Wednesday, 17 July 2024

‘Jungle Cruise’ wild adventure; ‘Hooch’ a TV reboot


Anyone who has been to Disneyland since 1955 has probably been on the Jungle Cruise adventure ride where young tour guides take passengers on a tongue-in-cheek journey through treacherous rivers.

Disney’s “Jungle Cruise,” starring Dwayne Johnson as skipper Frank Wolff, takes a cue from its theme-park attraction.

Naive tourists around the time of World War I are either amused or terrified by Frank’s Amazon River excursions during which he delivers corny jokes.

Meanwhile, in London Emily Blunt’s Dr. Lily Houghton confronts a male chauvinist scientific group with a vain pitch to explore the rain forests to obtain a flower petal from a fabled tree found in the Amazon that supposedly is a cure for all diseases.

Close on the heels of Dr. Lily is the villainous Prince Joachim (Jesse Plemons) who seeks the petal for nefarious purposes for Germany long before Hitler launched his quest for world domination.

With her stuffy, uptight brother MacGregor (Jack Whitehall) in tow, Lily ends up hiring Frank after a series of amusing deceptions that involve taming a jaguar named Proxima and deceiving riverboat bigshot Nilo (Paul Giamatti).

Operating a rickety tour boat, Frank has to rely on guile and his charm, plus the fact that he’s a cheap hire, to take Lily and MacGregor on a trip that is dangerous not just for the rapids but for encounters with snakes and cannibals along the way.

The gruff, wisecracking Frank quickly starts bickering with Lily, calling her “Pants” because she wears trousers, and in turn Lily derisively calls him “Skippy.” The bantering continues throughout the journey, with an outcome you might suspect.

There’s also perilous danger at every turn when the trio is captured by a tribe of apparent headhunters led by a formidable woman, Trader Sam (Veronica Falcon), but that’s hardly the worst of it.

The supernatural comes into play with undead Spanish conquistadors who have been trapped in the Amazon for four centuries after a failed quest to retrieve a petal from the tree that is known as the Tears of the Moon.

As leader of the undead, Aguirre (Edgar Ramirez) and his crew, who have been cursed to remain stuck in the rain forest forever, bring a supernatural element to a climactic final confrontation.

Above all else, “Jungle Cruise” is really inspired by the classic Humphrey Bogart and Katherine Hepburn film “The African Queen.” Dwayne Johnson and Emily Blunt update the premise for a fun adventure the whole family may enjoy.


At first blush, the new series that remakes a 1989 Tom Hanks movie for the family-friendly Disney+ looks like it’s trying to determine whether it’s intended for a younger audience despite some of its edgier content.

The similarly named “Turner & Hooch” pays homage to Tom Hanks in that Josh Peck’s Scott Turner, the son of his film character, is now an uptight Deputy U.S. Marshal who inherits a giant unruly dog from his recently deceased father.

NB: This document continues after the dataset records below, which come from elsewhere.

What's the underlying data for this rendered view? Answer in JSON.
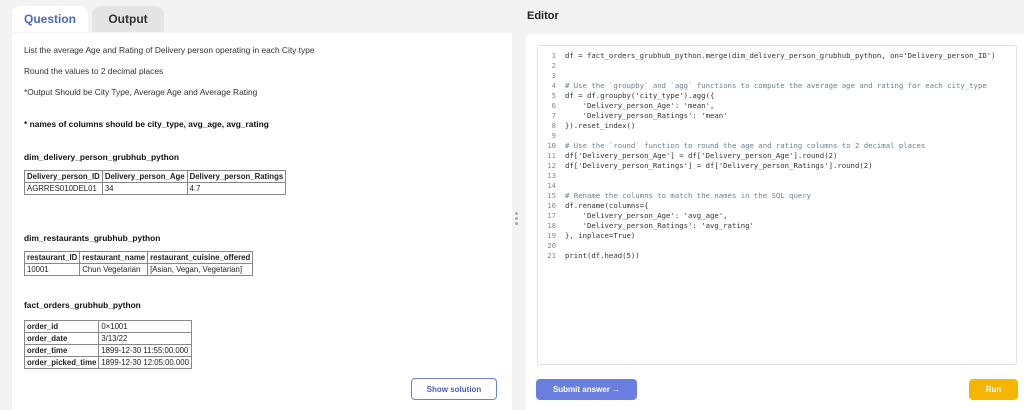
{
  "tabs": {
    "question": "Question",
    "output": "Output"
  },
  "question": {
    "line1": "List the average Age and Rating of Delivery person operating in each City type",
    "line2": "Round the values to 2 decimal places",
    "line3": "*Output Should be City Type, Average Age and Average Rating",
    "line4": "* names of columns should be city_type, avg_age, avg_rating"
  },
  "tables": {
    "t1": {
      "name": "dim_delivery_person_grubhub_python",
      "headers": [
        "Delivery_person_ID",
        "Delivery_person_Age",
        "Delivery_person_Ratings"
      ],
      "row": [
        "AGRRES010DEL01",
        "34",
        "4.7"
      ]
    },
    "t2": {
      "name": "dim_restaurants_grubhub_python",
      "headers": [
        "restaurant_ID",
        "restaurant_name",
        "restaurant_cuisine_offered"
      ],
      "row": [
        "10001",
        "Chun Vegetarian",
        "[Asian, Vegan, Vegetarian]"
      ]
    },
    "t3": {
      "name": "fact_orders_grubhub_python",
      "rows": [
        {
          "k": "order_id",
          "v": "0×1001"
        },
        {
          "k": "order_date",
          "v": "3/13/22"
        },
        {
          "k": "order_time",
          "v": "1899-12-30 11:55:00.000"
        },
        {
          "k": "order_picked_time",
          "v": "1899-12-30 12:05:00.000"
        }
      ]
    }
  },
  "buttons": {
    "show_solution": "Show solution",
    "submit": "Submit answer →",
    "run": "Run"
  },
  "editor": {
    "title": "Editor",
    "lines": [
      "df = fact_orders_grubhub_python.merge(dim_delivery_person_grubhub_python, on='Delivery_person_ID')",
      "",
      "",
      "# Use the `groupby` and `agg` functions to compute the average age and rating for each city_type",
      "df = df.groupby('city_type').agg({",
      "    'Delivery_person_Age': 'mean',",
      "    'Delivery_person_Ratings': 'mean'",
      "}).reset_index()",
      "",
      "# Use the `round` function to round the age and rating columns to 2 decimal places",
      "df['Delivery_person_Age'] = df['Delivery_person_Age'].round(2)",
      "df['Delivery_person_Ratings'] = df['Delivery_person_Ratings'].round(2)",
      "",
      "",
      "# Rename the columns to match the names in the SQL query",
      "df.rename(columns={",
      "    'Delivery_person_Age': 'avg_age',",
      "    'Delivery_person_Ratings': 'avg_rating'",
      "}, inplace=True)",
      "",
      "print(df.head(5))"
    ]
  }
}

Based in San Francisco, the meticulous Scott finds his ordered life upended when his sister Laura (Lyndsy Fonseca) shows up at his door with the drooling Hooch, a massive junkyard dog who proceeds to destroy his tidy apartment.

Laughs ensue, of course, because Hooch chews more than the scenery as he moves about Scott’s immaculate abode with the destructive power of a Category 5 hurricane obliterating everything in its path. Well, so far so good for tame entertainment.

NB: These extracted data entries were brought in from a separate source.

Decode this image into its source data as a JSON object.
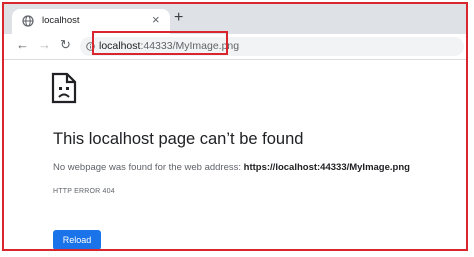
{
  "tab": {
    "title": "localhost",
    "close": "×",
    "new_tab": "+"
  },
  "toolbar": {
    "back": "←",
    "forward": "→",
    "reload": "↻"
  },
  "address_bar": {
    "host": "localhost",
    "rest": ":44333/MyImage.png"
  },
  "error_page": {
    "heading": "This localhost page can’t be found",
    "message_prefix": "No webpage was found for the web address: ",
    "message_url": "https://localhost:44333/MyImage.png",
    "error_code": "HTTP ERROR 404",
    "reload_label": "Reload"
  },
  "colors": {
    "accent": "#1a73e8",
    "highlight_border": "#d9252e",
    "tabstrip": "#dee1e6"
  },
  "icons": [
    "globe-icon",
    "info-icon",
    "sad-page-icon"
  ]
}
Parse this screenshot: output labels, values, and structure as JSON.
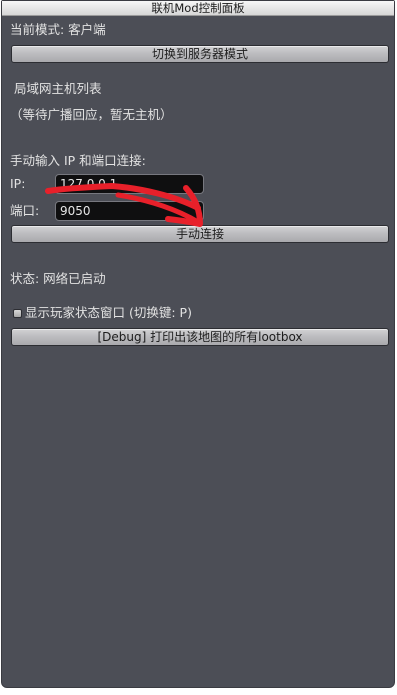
{
  "window": {
    "title": "联机Mod控制面板"
  },
  "mode": {
    "label": "当前模式: 客户端",
    "switch_button": "切换到服务器模式"
  },
  "lan": {
    "heading": "局域网主机列表",
    "empty_message": "（等待广播回应，暂无主机）"
  },
  "manual": {
    "heading": "手动输入 IP 和端口连接:",
    "ip_label": "IP:",
    "ip_value": "127.0.0.1",
    "port_label": "端口:",
    "port_value": "9050",
    "connect_button": "手动连接"
  },
  "status": {
    "text": "状态: 网络已启动"
  },
  "options": {
    "show_status_checkbox_label": "显示玩家状态窗口 (切换键: P)",
    "show_status_checked": false,
    "debug_button": "[Debug] 打印出该地图的所有lootbox"
  },
  "annotation": {
    "color": "#e8202a",
    "icon": "red-arrow-scribble"
  }
}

Since Scott is clueless on how to handle the French mastiff, he enlists help from attractive K-9 trainer Erica (Vanessa Lengies). Scott’s also oblivious to the signals from Erica of her interest in him, and that’s the way it goes for at least the first three episodes.

Rambunctious fun with the canine soon gives way to a more serious tone when Scott shows up at the office with Hooch, and a case of guarding a witness set to testify in a criminal trial goes awry when the subject of the Marshal’s protective detail is kidnapped.

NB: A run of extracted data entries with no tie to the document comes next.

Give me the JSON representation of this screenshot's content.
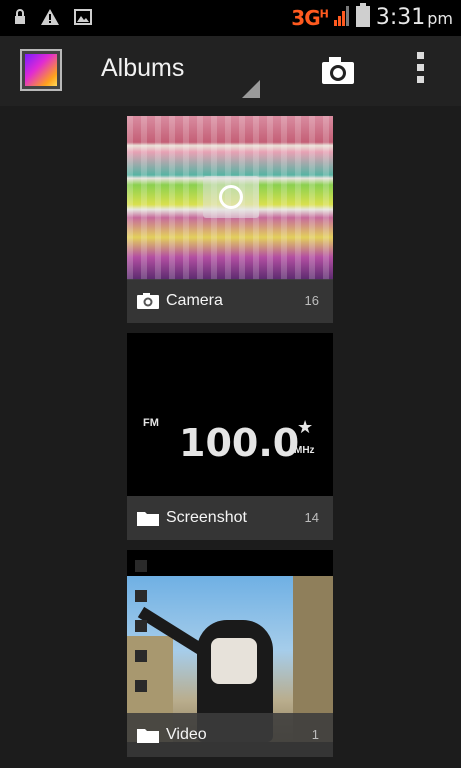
{
  "status_bar": {
    "network": "3G",
    "network_sup": "H",
    "time": "3:31",
    "ampm": "pm"
  },
  "action_bar": {
    "title": "Albums"
  },
  "albums": [
    {
      "label": "Camera",
      "count": "16",
      "icon": "camera-icon"
    },
    {
      "label": "Screenshot",
      "count": "14",
      "icon": "folder-icon",
      "thumb": {
        "fm": "FM",
        "freq": "100.0",
        "unit": "MHz"
      }
    },
    {
      "label": "Video",
      "count": "1",
      "icon": "folder-icon"
    }
  ]
}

While wrangling with his boss James Mendes (Anthony Ruivivar) for an opportunity to join the A-team led by Trent (Matt Hamilton), Scott is saddled with his pregnant partner Jessica (Carra Patterson) for more mundane assignments.

In one of the episodes, Scott’s involvement in the security detail for a hotel gathering of an Olympic Games delegation has him babysitting the young daughter of a diplomat.

But Hooch proves, even with his love for donuts, that he may be more intuitive and effective at police work in tracking down the criminals that abducted the witness than the veteran Marshals that are dismissive of Scott’s involvement.

Though the dad’s career was no more taxing than writing parking tickets, Scott and his sister discover a mysterious case file that their father was secretly investigating which may lead to a recurring subplot.

“Turner & Hooch” offers a mix of comedy and action, and yet there are times the level of violence, with shootouts and fistfights, feels out of place for the Disney family universe.

Tim Riley writes film and television reviews for Lake County News.